Medical Science

‘CRISPR babies’ are still too risky, says influential panel

2020-09-03 09:13:08
Coloured scanning electron micrograph of a human embryo at the sixteen cell stage

Human embryos could be edited to fix genes that cause disease. Credit: Dr Yorgos Nikas/SPL

Editing genes in human embryos could one day prevent some serious genetic disorders from being passed down from parents to their children — but, for now, the technique is too risky to be used in embryos destined for implantation, according to a high-profile international commission. And even when the technology is mature, its use should initially be permitted in only a narrow set of circumstances, the panel says.

The recommendations, released in a report on 3 September, were produced by experts in ten countries convened by the US National Academy of Medicine, the US National Academy of Sciences and the UK Royal Society. The document joins a wealth of reports compiled in recent years that have argued against using gene editing in the clinic until researchers are able to address safety worries, and the public has had a chance to comment on ethical and societal concerns.

“The technology is not presently ready for clinical application,” says Richard Lifton, president of the Rockefeller University in New York City and co-chair of the commission. The report — which reviewed the scientific and technical state of heritable gene editing, rather than ethical questions — advocates the formation of an international committee to evaluate developments in the technology and advise national advisory groups and regulators on its safety and utility.

The commission was formed after Chinese biophysicist He Jiankui shocked the world in 2018 by announcing that he had edited human embryos that were then implanted, in an effort to make the resulting children resistant to HIV infection. The work, which was widely condemned by scientists and yielded prison sentences for He and two of his colleagues, led to the birth of two children with edited genomes.

Unwanted changes

Although genome-editing technologies such as CRISPR–Cas9 offer a fairly precise way to edit the genome, they have been shown to generate some unwanted changes to genes, and can produce a range of different outcomes even among cells in the same embryo.

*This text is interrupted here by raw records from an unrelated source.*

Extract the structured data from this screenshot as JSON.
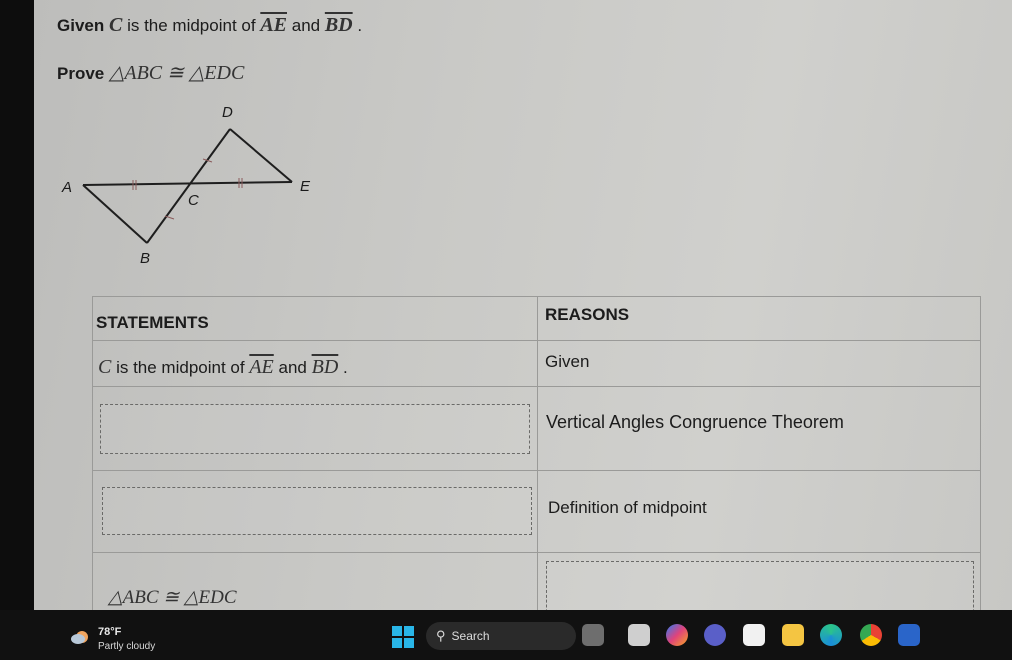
{
  "problem": {
    "given_prefix": "Given",
    "given_point": "C",
    "given_middle": "is the midpoint of",
    "given_seg1": "AE",
    "given_and": "and",
    "given_seg2": "BD",
    "given_end": ".",
    "prove_prefix": "Prove",
    "prove_statement": "△ABC ≅ △EDC"
  },
  "diagram": {
    "labels": {
      "A": "A",
      "B": "B",
      "C": "C",
      "D": "D",
      "E": "E"
    }
  },
  "table": {
    "headers": {
      "statements": "STATEMENTS",
      "reasons": "REASONS"
    },
    "rows": [
      {
        "statement": {
          "point": "C",
          "text": "is the midpoint of",
          "seg1": "AE",
          "and": "and",
          "seg2": "BD",
          "end": "."
        },
        "reason": "Given"
      },
      {
        "statement_blank": true,
        "reason": "Vertical Angles Congruence Theorem"
      },
      {
        "statement_blank": true,
        "reason": "Definition of midpoint"
      },
      {
        "statement": "△ABC ≅ △EDC",
        "reason_blank": true
      }
    ]
  },
  "taskbar": {
    "weather_temp": "78°F",
    "weather_condition": "Partly cloudy",
    "search_label": "Search",
    "apps": [
      "widgets-icon",
      "file-icon",
      "copilot-icon",
      "teams-icon",
      "store-icon",
      "file-explorer-icon",
      "edge-icon",
      "chrome-icon",
      "word-icon"
    ]
  }
}
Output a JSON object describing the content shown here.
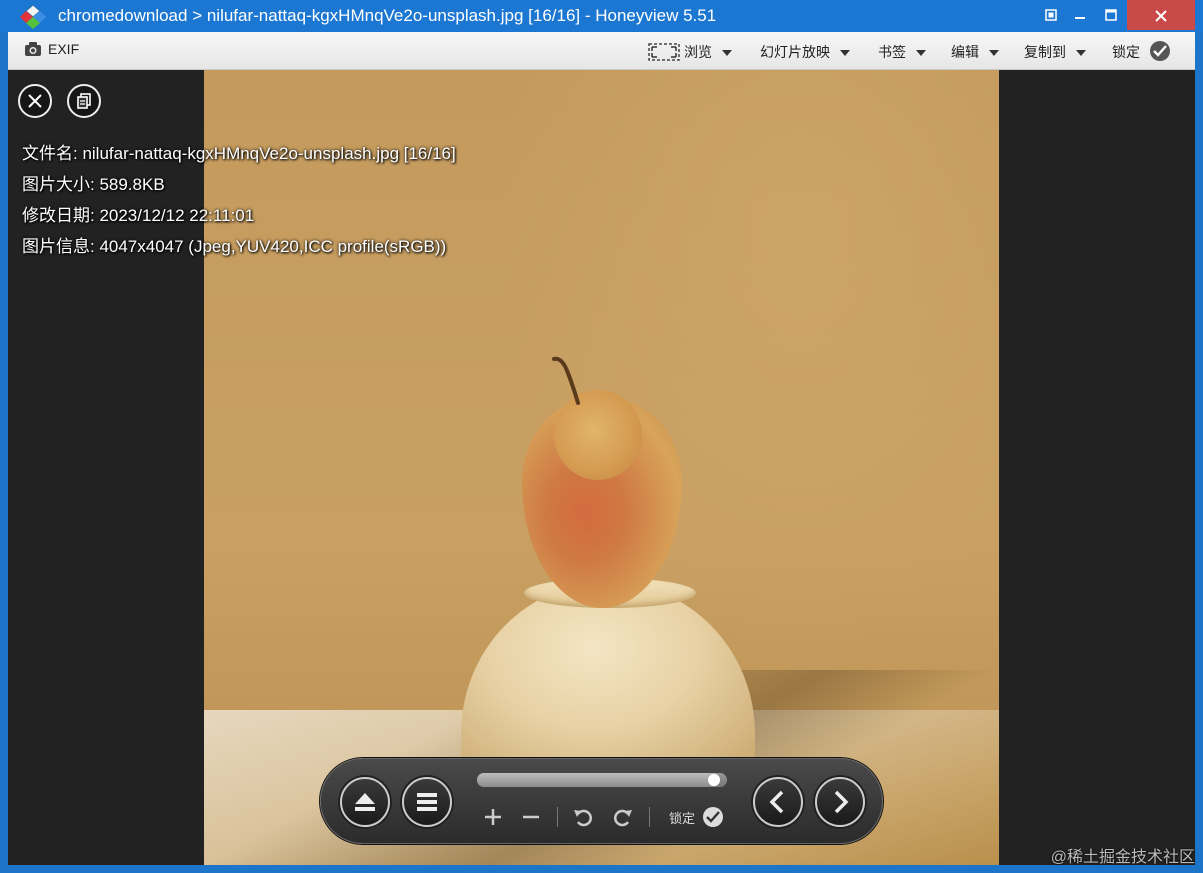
{
  "window": {
    "title": "chromedownload > nilufar-nattaq-kgxHMnqVe2o-unsplash.jpg [16/16] - Honeyview 5.51",
    "accent_color": "#1b77d2",
    "close_color": "#c94a48"
  },
  "toolbar": {
    "exif_label": "EXIF",
    "browse_label": "浏览",
    "slideshow_label": "幻灯片放映",
    "bookmark_label": "书签",
    "edit_label": "编辑",
    "copy_to_label": "复制到",
    "lock_label": "锁定"
  },
  "info": {
    "filename": "文件名: nilufar-nattaq-kgxHMnqVe2o-unsplash.jpg [16/16]",
    "filesize": "图片大小: 589.8KB",
    "modified": "修改日期: 2023/12/12 22:11:01",
    "imageinfo": "图片信息: 4047x4047 (Jpeg,YUV420,ICC profile(sRGB))"
  },
  "panel": {
    "progress": 0.97,
    "lock_label": "锁定"
  },
  "watermark": "@稀土掘金技术社区"
}
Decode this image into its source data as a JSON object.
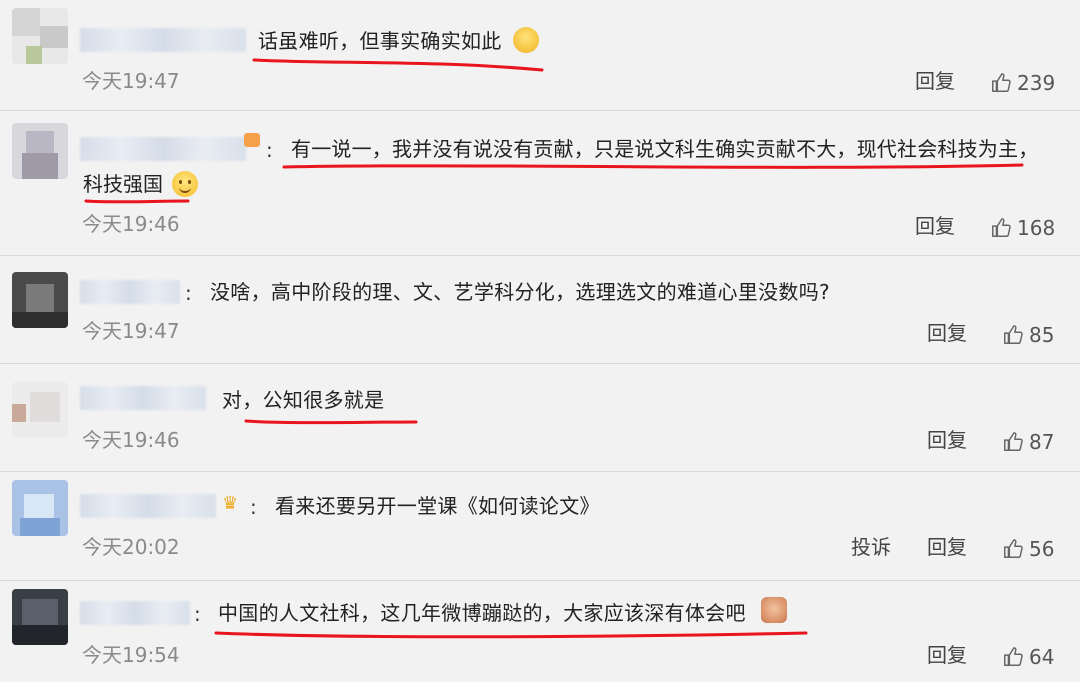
{
  "comments": [
    {
      "text": "话虽难听，但事实确实如此",
      "time": "今天19:47",
      "actions": [
        "回复"
      ],
      "likes": "239",
      "emoji": "laughing-crying-emoji"
    },
    {
      "text": "有一说一，我并没有说没有贡献，只是说文科生确实贡献不大，现代社会科技为主，",
      "text_line2": "科技强国",
      "time": "今天19:46",
      "actions": [
        "回复"
      ],
      "likes": "168",
      "badge": "orange-badge-icon",
      "emoji": "smiley-emoji"
    },
    {
      "text": "没啥，高中阶段的理、文、艺学科分化，选理选文的难道心里没数吗?",
      "time": "今天19:47",
      "actions": [
        "回复"
      ],
      "likes": "85"
    },
    {
      "text": "对，公知很多就是",
      "time": "今天19:46",
      "actions": [
        "回复"
      ],
      "likes": "87"
    },
    {
      "text": "看来还要另开一堂课《如何读论文》",
      "time": "今天20:02",
      "actions": [
        "投诉",
        "回复"
      ],
      "likes": "56",
      "badge": "crown-icon"
    },
    {
      "text": "中国的人文社科，这几年微博蹦跶的，大家应该深有体会吧",
      "time": "今天19:54",
      "actions": [
        "回复"
      ],
      "likes": "64",
      "emoji": "doge-emoji"
    }
  ],
  "colors": {
    "background": "#f2f2f2",
    "underline": "#e8141e",
    "time": "#8a8a8a"
  }
}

It could be years before researchers are able to iron out these difficulties, says Haoyi Wang, a developmental biologist at the Chinese Academy of Sciences’ Institute of Zoology in Beijing, and a commission member. In addition, Wang says, scientists need to develop better methods for thoroughly sequencing a human genome from single cells, so that an edited embryo can be screened in detail for unwanted genetic changes.

The report also recommends that if, after thorough discussion with the public, individual nations decide that they are ready to move forwards with heritable genome editing, the practice should initially be limited to serious genetic disorders that are caused by DNA variants in a single gene. Even then, it should be used only when the alternatives for having a biologically related child that is unaffected by the genetic disorder are poor. “The report lays out very, very well just how rare it’s going to be that people actually need to access heritable human-genome editing,” says Jackie Leach Scully, a bioethicist at the University of New South Wales in Sydney, Australia. For example, in some cases people will instead be able to screen out embryos that carry a disease-causing genetic mutation.

“We understand that not many couples would fall into these categories,” says Kay Davies, a geneticist at the University of Oxford, UK, and co-chair of the commission. “There would be a need for international cooperation in doing these first cases because there would be so few worldwide.”

Long-term effects

The commission also spelled out the need to study the people born with edited genomes and their children, to understand the mental and physical health effects of the procedure for generations to come. Scully says that she would like to see long-term efforts go further, and to track the impact of using the technique in the clinic on societal attitudes towards tinkering with the human genome.

The latest report is unusual in its focus on the scientific and technical aspects of the technology, without an in-depth discussion of ethics. That approach has raised some concerns: “There’s a risk that that will be perceived as saying, ‘Because we’ve got this focus on scientific and technical issues, we have already made the decision to go ahead with it’,” says Scully. But the issue of heritable genome editing is so complex that breaking it down into chunks could allow for deeper discussions, she notes.

However, it was impossible for the commission to fully separate out ethical matters, says Karen Yeung at the University of Birmingham, UK, who studies the governance of emerging technologies. “They do recognize that even questions of safety and efficacy are ethical questions,” says Yeung. “What is the appropriate threshold? How many experiments do you have to do? What is accurate enough?”

Another report, coordinated by the World Health Organization and originally slated to come out by the end of 2020, is expected to deal more with issues of ethics and governance. For now, however, the latest report fills a gap in terms of clinical logistics, says Yeung.